Agricultural engineer Nassir Alawi explained that “large areas of potatoes, beets and carrots have no place in Lehri. The risk with carrots lies specifically in the use of machines to grind the soil and sifting it to make it suitable for cultivation, and this affects the productive value of the soil and causes its erosion as soon as it rains.”

Our questions to the official authorities remain unanswered

We called the person in charge of communication for the Water Basin Agency for Umm Al-Rabiee, we also sent a request for information through WhatsApp, and the agency’s official email. We also filed an official correspondence in the Agency’s control office, asking for clarifications on the issue.

Also, we made several visits to the Khénifra province municipality, and to the authority in charge of communication and relations with the media there, in addition to filing an urgent request for information at the quality control office. Ten days passed and we did not receive any response, so we re-filed an official request again.
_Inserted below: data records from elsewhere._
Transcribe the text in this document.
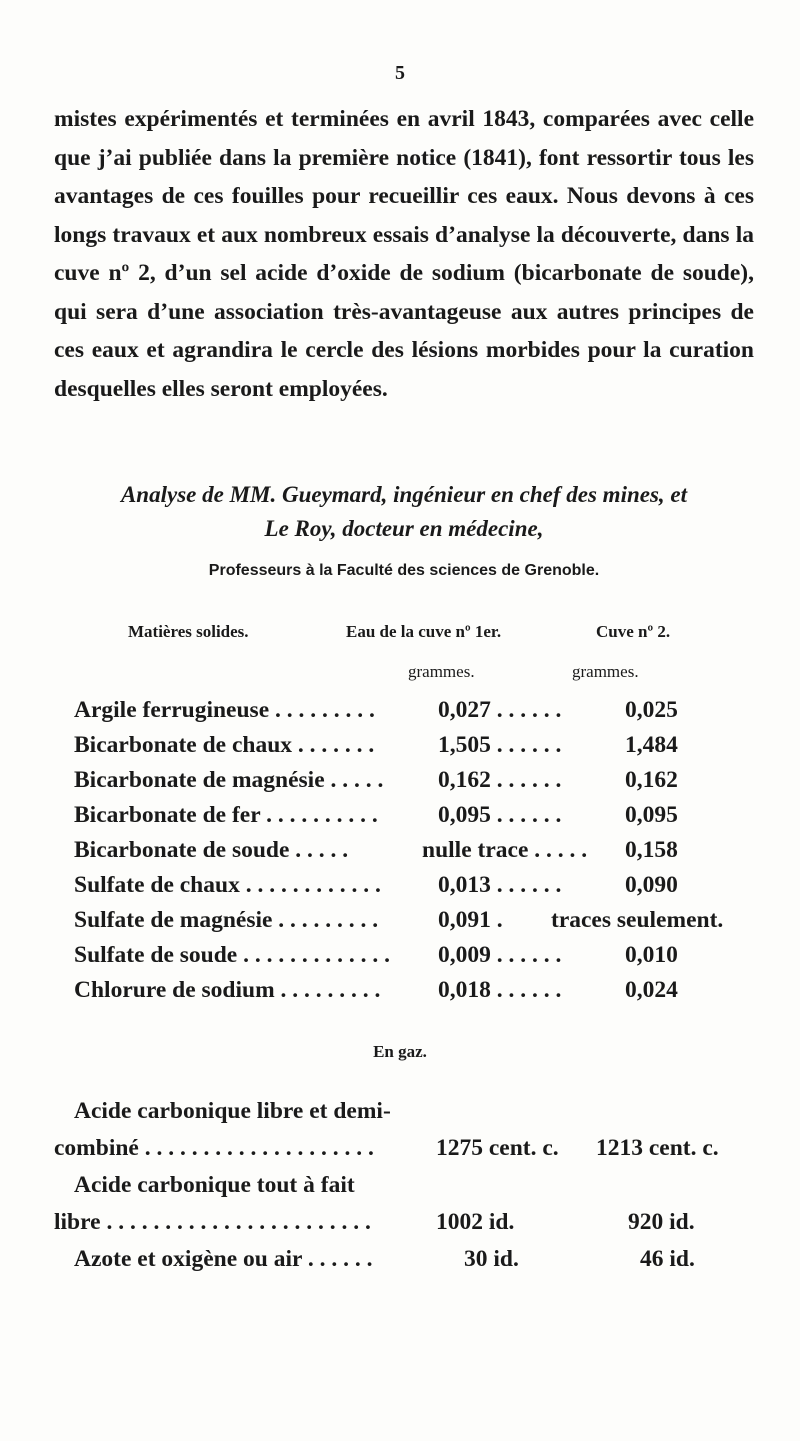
5

mistes expérimentés et terminées en avril 1843, comparées avec celle que j’ai publiée dans la première notice (1841), font ressortir tous les avantages de ces fouilles pour recueillir ces eaux. Nous devons à ces longs travaux et aux nombreux essais d’analyse la découverte, dans la cuve nº 2, d’un sel acide d’oxide de sodium (bicarbonate de soude), qui sera d’une association très-avantageuse aux autres principes de ces eaux et agrandira le cercle des lésions morbides pour la curation desquelles elles seront employées.

Analyse de MM. Gueymard, ingénieur en chef des mines, et
Le Roy, docteur en médecine,
Professeurs à la Faculté des sciences de Grenoble.
Matières solides.	Eau de la cuve nº 1er.	Cuve nº 2.
grammes.	grammes.
Argile ferrugineuse . . . . . . . . .	0,027 . . . . . .	0,025
Bicarbonate de chaux . . . . . . .	1,505 . . . . . .	1,484
Bicarbonate de magnésie . . . . . 0,162 . . . . . .	0,162
Bicarbonate de fer . . . . . . . . . .	0,095 . . . . . .	0,095
Bicarbonate de soude . . . . .	nulle trace . . . . . 0,158
Sulfate de chaux . . . . . . . . . . . . 0,013 . . . . . .	0,090
Sulfate de magnésie . . . . . . . . .	0,091 . traces seulement.
Sulfate de soude . . . . . . . . . . . . . 0,009 . . . . . .	0,010
Chlorure de sodium . . . . . . . . . 0,018 . . . . . .	0,024
En gaz.
Acide carbonique libre et demi-
combiné . . . . . . . . . . . . . . . . . . . .	1275 cent. c. 1213 cent. c.
Acide carbonique tout à fait
libre . . . . . . . . . . . . . . . . . . . . . . .	1002 id.	920 id.
Azote et oxigène ou air . . . . . .	30 id.	46 id.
We visited the regional agricultural office of Khénifra only to be directed to the head of the agricultural and water department in the directorate who did not have the information we were looking for. He asked us to go to the regional director whom we have not yet been able to meet, even though we went to the regional directorate three times. We communicated with the institution by email before we filed an official request for information at the quality control office of the regional directorate.

We have also submitted a request for information at the regional directorate of the Water Authority in Khnenifra, and we have sent a recorded letter to the Ministry of Agriculture, Fisheries, Rural Development, Water and Foresteries and we obtained a receipt that our letter has been delivered.

The numerous calls we have made to every possible relevant entity was part of our effort to exercise our right to obtain the information through all means like registered letters, emails and other smart phone apps, but all our efforts were fruitless until the date of publication of this investigation.

At the end, the complaint has been shelved.

On 26 July, the farmer Abdullah Mahti submitted a complaint against Mohammad Fikrawy to the King’s representative at the Court of First Instance in Khénifra for diverting the stream of Wadi Shbooka to water his farm and thus depriving the complainant of his right to obtain water for his personal and domestic use. He attached a CD to the complaint containing the videos of the hillside dam and the diverted water.

In an interview with us, Mahti explained that the purpose of filing the complaint was to obtain a legal ruling that carries the weight of preventing future violations of water management laws.